Datenqualität messen und Schritt für Schritt verbessern


In Prozessen gilt shit in, shit out. Ein wenig hart formuliert, jedoch sehr zutreffend.

In vielen Firmen fallen fehlende, fehlerhafte oder noch nicht aktualisierte Daten intern erst einmal gar nicht groß auf, haben aber aus verschiedenen Perspektiven große Folgen:

Perspektive Kunde: Frau Meyer wird mit der Anrede Herr angeschrieben und ihr verstorbener Mann erhält von einigen Firmen immer noch Post, obwohl sie dort schon angerufen hat. Sehr unangenehm.

Perspektive CRM-Einführung: Die Firma Sales AG möchte in Kürze ein CRM-System einführen. Eine Prüfung hat ergeben, dass die vorhandenen Daten nicht so leicht von einem System in das andere übertragen werden können. Die Datenqualität ist zu schlecht und aufgrund der nicht vorhandenen IT- Ressourcen wird eine manuelle Bereinigung empfohlen. Die Auslastung der Mitarbeiter ist aber aufgrund der Einführung sowieso schon sehr hoch. Was tun?

Perspektive Vertriebsaktion: Auch die neue Vertriebsaktion für eine genau definierte Zielgruppe verzögert sich, weil die notwendigen Daten teilweise nicht vorhanden sind und nicht so einfach aus dem System gezogen werden können. Und wo kommen eigentlich die ganzen doppelten Datensätze zu ein und demselben Kunden her?

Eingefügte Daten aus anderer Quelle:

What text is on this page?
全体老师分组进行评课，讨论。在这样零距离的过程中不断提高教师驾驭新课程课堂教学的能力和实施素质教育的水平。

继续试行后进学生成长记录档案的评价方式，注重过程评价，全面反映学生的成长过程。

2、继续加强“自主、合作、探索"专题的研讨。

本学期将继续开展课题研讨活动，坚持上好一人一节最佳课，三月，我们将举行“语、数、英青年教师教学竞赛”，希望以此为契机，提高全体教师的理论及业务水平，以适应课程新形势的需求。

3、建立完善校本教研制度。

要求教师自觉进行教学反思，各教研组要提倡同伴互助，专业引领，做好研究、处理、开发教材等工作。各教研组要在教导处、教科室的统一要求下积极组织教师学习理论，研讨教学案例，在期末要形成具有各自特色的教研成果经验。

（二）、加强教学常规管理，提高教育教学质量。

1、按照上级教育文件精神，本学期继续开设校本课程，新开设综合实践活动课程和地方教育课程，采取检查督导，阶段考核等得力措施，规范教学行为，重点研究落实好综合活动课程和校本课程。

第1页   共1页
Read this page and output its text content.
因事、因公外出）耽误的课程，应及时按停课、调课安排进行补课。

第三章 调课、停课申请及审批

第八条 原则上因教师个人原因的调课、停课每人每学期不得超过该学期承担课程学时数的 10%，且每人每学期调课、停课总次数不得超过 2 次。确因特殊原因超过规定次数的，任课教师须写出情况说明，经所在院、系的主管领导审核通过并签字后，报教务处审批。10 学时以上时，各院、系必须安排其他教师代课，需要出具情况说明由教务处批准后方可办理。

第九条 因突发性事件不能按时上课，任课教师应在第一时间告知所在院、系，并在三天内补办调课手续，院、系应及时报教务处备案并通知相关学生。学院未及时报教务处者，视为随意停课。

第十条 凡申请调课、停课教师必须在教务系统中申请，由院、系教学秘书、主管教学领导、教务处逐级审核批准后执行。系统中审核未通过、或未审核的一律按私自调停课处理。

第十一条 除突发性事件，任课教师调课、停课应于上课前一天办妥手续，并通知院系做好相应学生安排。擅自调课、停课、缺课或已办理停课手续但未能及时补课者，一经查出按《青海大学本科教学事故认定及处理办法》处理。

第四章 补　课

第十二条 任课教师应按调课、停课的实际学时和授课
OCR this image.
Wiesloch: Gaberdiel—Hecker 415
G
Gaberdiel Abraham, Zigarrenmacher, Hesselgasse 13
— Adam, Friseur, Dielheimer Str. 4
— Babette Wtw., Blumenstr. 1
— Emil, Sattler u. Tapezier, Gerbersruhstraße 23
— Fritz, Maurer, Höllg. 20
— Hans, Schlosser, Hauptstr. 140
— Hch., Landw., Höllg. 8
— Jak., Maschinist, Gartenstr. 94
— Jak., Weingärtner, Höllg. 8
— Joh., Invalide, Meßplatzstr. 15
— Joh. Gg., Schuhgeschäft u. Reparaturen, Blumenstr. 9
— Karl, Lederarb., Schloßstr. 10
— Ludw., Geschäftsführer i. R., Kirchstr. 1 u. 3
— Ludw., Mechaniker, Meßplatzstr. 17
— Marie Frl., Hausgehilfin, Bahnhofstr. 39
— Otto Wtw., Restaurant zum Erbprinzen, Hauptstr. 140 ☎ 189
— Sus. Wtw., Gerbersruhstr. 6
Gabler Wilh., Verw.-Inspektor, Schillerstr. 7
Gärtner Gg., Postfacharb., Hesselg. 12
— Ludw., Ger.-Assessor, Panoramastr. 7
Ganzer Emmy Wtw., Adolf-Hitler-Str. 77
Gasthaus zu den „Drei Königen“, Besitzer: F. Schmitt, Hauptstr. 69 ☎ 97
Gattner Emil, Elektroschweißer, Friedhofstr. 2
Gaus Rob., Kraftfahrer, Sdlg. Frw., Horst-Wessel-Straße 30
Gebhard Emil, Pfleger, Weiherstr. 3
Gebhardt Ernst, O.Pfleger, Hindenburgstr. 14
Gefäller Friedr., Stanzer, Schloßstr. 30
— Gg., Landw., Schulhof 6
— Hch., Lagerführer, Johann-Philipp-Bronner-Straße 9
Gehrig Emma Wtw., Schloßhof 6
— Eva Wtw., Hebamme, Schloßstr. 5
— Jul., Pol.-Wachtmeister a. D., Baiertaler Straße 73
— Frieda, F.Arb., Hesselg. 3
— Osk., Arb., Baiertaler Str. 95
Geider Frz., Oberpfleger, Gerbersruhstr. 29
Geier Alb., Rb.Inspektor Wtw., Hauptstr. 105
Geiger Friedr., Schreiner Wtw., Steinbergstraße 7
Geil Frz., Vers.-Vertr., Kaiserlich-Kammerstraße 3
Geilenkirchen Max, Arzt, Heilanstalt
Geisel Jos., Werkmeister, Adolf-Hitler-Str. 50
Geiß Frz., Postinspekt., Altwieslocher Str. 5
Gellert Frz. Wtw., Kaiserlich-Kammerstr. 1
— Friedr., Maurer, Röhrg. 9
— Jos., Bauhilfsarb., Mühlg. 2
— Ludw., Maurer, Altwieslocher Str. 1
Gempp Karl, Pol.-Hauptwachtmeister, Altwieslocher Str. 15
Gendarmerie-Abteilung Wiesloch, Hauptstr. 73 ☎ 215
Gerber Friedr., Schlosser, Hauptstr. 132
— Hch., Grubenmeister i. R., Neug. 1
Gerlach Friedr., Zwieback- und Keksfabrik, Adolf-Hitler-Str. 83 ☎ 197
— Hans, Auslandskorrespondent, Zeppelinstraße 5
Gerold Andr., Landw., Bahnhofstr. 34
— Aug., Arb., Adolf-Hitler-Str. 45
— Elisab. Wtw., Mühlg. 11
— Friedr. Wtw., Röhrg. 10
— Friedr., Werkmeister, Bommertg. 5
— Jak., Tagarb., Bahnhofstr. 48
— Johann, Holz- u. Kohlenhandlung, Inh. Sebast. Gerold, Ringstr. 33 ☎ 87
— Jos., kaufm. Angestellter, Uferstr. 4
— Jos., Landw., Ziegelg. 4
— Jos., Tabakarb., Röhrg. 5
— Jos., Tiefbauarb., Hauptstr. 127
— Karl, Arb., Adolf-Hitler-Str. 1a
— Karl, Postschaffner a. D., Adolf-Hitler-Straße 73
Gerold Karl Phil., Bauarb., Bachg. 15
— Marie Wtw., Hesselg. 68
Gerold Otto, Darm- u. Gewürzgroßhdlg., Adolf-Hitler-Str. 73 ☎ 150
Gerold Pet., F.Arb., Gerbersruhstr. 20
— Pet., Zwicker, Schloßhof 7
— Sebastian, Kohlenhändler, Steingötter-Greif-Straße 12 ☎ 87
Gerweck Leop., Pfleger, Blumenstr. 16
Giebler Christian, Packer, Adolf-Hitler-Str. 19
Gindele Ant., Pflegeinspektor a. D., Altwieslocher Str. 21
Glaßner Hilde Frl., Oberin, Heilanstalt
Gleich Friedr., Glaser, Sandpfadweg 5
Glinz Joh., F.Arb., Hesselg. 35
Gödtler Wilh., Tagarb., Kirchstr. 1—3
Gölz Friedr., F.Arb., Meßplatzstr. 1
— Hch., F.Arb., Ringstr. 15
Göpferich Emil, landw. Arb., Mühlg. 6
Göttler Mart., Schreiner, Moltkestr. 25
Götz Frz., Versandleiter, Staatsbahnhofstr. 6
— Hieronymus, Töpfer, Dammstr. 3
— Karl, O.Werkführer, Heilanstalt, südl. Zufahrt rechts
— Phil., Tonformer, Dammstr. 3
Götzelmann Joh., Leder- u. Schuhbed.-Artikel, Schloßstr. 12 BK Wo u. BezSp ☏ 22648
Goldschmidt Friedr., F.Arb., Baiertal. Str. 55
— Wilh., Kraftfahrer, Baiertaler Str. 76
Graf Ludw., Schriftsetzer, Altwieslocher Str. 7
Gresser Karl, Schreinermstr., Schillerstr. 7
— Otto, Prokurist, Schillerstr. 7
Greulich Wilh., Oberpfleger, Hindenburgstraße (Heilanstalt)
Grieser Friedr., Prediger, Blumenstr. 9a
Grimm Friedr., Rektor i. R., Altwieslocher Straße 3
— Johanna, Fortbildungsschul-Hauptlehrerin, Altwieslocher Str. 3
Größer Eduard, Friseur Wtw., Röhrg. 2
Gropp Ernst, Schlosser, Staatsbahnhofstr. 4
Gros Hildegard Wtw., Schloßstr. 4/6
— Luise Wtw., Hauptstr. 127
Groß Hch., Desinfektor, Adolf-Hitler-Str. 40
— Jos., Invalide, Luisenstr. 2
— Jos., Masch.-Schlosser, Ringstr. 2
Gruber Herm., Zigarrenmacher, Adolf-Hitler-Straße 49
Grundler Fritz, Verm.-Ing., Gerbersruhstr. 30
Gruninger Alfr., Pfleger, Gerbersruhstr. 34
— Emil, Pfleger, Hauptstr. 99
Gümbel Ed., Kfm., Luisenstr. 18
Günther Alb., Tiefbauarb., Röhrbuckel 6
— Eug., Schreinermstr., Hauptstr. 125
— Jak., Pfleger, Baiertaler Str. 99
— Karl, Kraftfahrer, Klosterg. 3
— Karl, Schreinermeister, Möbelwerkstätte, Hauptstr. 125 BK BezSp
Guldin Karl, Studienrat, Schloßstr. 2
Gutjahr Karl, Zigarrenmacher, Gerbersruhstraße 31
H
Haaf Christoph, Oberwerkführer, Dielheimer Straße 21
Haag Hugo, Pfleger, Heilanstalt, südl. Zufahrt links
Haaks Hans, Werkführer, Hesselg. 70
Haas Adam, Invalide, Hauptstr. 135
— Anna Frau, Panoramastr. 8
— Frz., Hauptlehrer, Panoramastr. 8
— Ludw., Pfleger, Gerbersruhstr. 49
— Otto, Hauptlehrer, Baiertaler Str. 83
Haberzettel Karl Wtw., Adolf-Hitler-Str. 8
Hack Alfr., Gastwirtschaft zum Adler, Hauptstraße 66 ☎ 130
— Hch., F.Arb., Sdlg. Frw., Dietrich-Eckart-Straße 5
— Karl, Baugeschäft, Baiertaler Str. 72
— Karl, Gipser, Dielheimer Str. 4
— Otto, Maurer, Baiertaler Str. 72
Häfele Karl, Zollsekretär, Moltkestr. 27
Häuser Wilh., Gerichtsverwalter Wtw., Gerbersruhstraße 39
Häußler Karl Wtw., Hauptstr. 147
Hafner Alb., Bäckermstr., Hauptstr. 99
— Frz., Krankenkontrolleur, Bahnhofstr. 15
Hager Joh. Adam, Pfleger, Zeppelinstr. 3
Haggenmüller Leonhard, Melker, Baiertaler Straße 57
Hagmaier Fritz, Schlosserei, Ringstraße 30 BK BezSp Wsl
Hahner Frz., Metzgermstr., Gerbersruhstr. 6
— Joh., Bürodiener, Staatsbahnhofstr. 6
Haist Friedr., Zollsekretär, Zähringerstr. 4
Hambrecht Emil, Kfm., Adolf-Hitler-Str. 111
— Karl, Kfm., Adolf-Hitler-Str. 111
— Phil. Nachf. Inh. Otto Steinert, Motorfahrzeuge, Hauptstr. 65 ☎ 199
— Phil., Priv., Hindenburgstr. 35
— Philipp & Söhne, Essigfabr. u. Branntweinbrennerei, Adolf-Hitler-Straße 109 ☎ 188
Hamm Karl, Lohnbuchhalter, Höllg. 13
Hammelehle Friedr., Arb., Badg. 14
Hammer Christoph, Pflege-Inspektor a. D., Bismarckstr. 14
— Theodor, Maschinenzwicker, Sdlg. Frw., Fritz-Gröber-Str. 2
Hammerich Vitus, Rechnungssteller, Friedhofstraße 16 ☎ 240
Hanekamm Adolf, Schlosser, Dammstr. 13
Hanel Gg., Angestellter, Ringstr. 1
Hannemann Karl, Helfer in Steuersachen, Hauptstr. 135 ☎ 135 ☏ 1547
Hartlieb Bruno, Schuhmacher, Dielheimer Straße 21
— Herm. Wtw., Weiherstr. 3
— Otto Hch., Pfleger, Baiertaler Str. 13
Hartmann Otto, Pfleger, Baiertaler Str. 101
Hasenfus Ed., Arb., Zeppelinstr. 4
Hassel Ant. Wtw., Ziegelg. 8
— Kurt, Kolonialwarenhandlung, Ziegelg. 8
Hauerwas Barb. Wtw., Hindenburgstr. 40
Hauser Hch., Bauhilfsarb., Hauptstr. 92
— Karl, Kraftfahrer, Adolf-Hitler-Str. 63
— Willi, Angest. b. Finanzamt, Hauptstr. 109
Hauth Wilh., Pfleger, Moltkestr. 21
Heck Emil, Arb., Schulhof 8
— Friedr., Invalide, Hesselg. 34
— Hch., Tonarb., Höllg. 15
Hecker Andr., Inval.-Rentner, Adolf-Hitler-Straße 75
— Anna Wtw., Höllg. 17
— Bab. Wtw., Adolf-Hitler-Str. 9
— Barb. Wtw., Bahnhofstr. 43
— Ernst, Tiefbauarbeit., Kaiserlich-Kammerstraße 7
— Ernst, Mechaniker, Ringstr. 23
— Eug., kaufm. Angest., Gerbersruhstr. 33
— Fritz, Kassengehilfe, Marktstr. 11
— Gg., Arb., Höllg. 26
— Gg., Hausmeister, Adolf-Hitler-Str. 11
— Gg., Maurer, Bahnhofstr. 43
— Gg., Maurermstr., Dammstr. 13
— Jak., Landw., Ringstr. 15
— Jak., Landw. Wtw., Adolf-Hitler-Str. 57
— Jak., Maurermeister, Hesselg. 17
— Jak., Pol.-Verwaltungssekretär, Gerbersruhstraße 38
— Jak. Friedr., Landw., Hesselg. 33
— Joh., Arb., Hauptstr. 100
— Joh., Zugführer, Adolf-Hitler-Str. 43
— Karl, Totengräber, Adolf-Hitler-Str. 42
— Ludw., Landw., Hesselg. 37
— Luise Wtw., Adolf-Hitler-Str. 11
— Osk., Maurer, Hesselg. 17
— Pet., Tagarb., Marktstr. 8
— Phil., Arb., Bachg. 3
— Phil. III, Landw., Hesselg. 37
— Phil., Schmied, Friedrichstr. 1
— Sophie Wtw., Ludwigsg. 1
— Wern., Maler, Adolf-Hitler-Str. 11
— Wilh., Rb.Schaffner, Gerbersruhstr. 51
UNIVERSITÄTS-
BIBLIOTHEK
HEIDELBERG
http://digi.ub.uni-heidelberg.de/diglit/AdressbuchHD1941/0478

Perspektive Post: Frau Meyer möchte umziehen und gibt ihre neue Adresse rechtzeitig an ihren Energieversorger weiter. Ihre Schlussabrechnung hat sie aber immer noch nicht erhalten. über die Hotline erfährt sie, dass der Brief an ihre alte Adresse ging und nicht zugestellt werden konnte. Er geht jetzt noch einmal raus. An ihre neues Zuhause.

Einer mangelhaften Datenqualität zu Leibe rücken

Die Ursachen für eine verbesserungswürdige Datenqualität sind vielfältig. Sowohl Prozessfehler als auch Bearbeitungsfehler können dabei hohe Kosten und Verärgerung beim Kunden auslösen. Zudem ist der Bedarf da, immer zielgruppengenauer Kampagnen zu fahren, was einen hohen Datenbestand sowie eine hohe Datenqualität voraussetzt.

  • Datenfeld fehlt
  • Datenfeld ist vorhanden, wurde bisher nicht gepflegt
  • Datenfeld ist Freitextfeld (hohe Fehleranfälligkeit)
  • Änderungsdatum des Datenfeldes wird nicht festgehalten
  • Customizing-Parameter nicht eineindeutig formuliert (Eindeutigkeit, Abgrenzung)
  • Anlage von Dubletten ist möglich
  • Plausibilitätsprüfung ist nicht optimal
  • Zeitnahe übertragung der Daten fehlt
  • Datenfelder sind nicht auswertbar

Verbessern Sie systematisch Ihre Datenqualität – Schritt für Schritt!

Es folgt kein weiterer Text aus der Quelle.